Violet follows the journey of a young woman who was scarred by an axe as a teen. Her disfigured face is the impetus to take a bus journey from North Carolina to Oklahoma in 1964 to seek the healing powers of a TV preacher. Her life changes once she meets two young soldiers along the way.
Foster talked to W magazine about how this role is so different from her Tony Award-winning characters.
She shared, “I’m used to playing the spunky girl next door like Millie (Thoroughly Modern Millie) who’s coming into town and going to take over the world! Or Reno Sweeney (Anything Goes), who is so assured and sexy and fabulous. Of course I could relate to Millie because I was that girl with the suitcase, staring at the city with big dreams. But Violet has probably been my biggest challenge. She wants to be powerful. That’s goes beyond beauty. She wants to be the one everyone adores. I had to work to understand that she truly believes she’s ugly. She is ruled by this scar and by how people react to her. I have this image she wears a coat of spikes to face the world because something was taken from her. As a child she was hit in the face with an axe, so her innocence was taken from her.”
Besides the physical scars, the Broadway veteran explained how challenging the role has been.
“I’m as naked and bare as I’ve ever been as a character. It’s so stripped down. It’s interesting to play a character in an environment where there’s not much spectacle. There no fancy costumes, no wigs, no fabulousness. I don’t wear a stitch of makeup,” she said. “At first I shied away from the ugliness of her. She’s all edges and I wanted it to be pretty and soft. I had to figure out, ‘where do I dig in?'”

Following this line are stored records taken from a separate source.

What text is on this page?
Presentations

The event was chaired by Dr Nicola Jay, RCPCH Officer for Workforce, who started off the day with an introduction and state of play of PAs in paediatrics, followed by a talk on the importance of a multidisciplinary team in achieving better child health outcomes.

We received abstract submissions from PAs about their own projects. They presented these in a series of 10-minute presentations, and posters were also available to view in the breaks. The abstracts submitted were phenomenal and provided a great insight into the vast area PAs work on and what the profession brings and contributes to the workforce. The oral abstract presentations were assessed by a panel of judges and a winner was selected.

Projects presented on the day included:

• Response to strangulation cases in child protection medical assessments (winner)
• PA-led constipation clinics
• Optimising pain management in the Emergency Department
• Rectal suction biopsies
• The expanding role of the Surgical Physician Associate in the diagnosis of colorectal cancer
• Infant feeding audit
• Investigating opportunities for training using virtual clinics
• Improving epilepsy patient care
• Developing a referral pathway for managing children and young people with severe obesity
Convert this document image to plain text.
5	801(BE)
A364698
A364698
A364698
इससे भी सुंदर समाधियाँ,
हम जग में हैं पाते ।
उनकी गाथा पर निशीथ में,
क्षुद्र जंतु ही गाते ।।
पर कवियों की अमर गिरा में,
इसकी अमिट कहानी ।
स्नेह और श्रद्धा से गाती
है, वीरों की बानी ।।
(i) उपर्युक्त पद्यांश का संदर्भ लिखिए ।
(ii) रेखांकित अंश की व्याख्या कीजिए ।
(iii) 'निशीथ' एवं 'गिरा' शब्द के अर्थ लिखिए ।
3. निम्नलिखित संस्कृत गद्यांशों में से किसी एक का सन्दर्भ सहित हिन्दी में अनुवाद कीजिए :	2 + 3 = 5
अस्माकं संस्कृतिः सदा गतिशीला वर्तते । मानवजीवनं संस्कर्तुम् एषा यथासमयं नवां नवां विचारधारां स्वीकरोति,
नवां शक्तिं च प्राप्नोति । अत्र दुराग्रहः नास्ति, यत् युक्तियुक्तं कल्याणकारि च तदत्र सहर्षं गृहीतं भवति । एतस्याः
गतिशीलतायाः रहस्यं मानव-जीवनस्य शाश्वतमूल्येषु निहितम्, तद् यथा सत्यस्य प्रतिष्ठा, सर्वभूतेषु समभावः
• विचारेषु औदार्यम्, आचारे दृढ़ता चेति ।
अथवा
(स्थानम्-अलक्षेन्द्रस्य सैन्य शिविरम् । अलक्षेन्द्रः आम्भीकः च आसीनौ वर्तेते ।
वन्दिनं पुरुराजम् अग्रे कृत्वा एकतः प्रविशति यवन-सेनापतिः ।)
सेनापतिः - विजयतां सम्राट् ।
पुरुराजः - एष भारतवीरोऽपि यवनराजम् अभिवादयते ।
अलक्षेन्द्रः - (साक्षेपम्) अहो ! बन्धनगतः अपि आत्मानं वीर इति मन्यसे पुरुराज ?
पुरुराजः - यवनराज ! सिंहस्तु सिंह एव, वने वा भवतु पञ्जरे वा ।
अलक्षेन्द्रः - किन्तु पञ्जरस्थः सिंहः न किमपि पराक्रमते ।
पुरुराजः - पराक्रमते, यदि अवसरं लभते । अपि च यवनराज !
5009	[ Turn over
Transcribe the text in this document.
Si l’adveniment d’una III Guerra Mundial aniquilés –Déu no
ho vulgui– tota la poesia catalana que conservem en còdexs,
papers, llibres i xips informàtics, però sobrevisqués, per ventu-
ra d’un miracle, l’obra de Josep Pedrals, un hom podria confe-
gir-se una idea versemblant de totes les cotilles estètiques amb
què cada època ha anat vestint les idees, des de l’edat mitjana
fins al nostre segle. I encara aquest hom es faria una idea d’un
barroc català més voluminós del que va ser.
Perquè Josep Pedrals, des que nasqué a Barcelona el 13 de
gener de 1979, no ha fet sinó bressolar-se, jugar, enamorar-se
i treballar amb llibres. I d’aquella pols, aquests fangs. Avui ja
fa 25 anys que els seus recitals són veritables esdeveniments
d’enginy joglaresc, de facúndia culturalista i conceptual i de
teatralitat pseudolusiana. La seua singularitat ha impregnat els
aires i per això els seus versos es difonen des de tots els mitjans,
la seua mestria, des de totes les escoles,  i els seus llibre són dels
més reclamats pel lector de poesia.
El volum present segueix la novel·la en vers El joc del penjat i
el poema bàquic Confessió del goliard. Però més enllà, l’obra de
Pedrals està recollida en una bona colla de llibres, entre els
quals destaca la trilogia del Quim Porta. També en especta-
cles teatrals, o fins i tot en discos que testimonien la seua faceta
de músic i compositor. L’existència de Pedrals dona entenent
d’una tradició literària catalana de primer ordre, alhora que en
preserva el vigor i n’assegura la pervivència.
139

After her Violet run, Foster will be seen in the new TVLand show called Younger. It debuts in September with the actress playing a 40-year-old mother masquerading as a 26-year-old hipster in order to get a job.
She explained how her age range is both positive and negative in her career,”I do look younger for my age, but I want to start transitioning to playing older, more age-appropriate roles. And the mother in Younger is at a crossroads. She missed out on her 20s because she had a kid young, so now gets to relive that part of her life. They’re dressing me very hipster cool. Patricia Field is the costume designer. In one episode, they had me wearing a leather mini skirt with thigh-high stockings and wedged leopard boots. I kept thinking, ‘do people dress like this?’ Of course they do! I’m going to become much cooler than I think I am.”
Violet is running through Aug. 10,2014 at the American Airlines Theatre.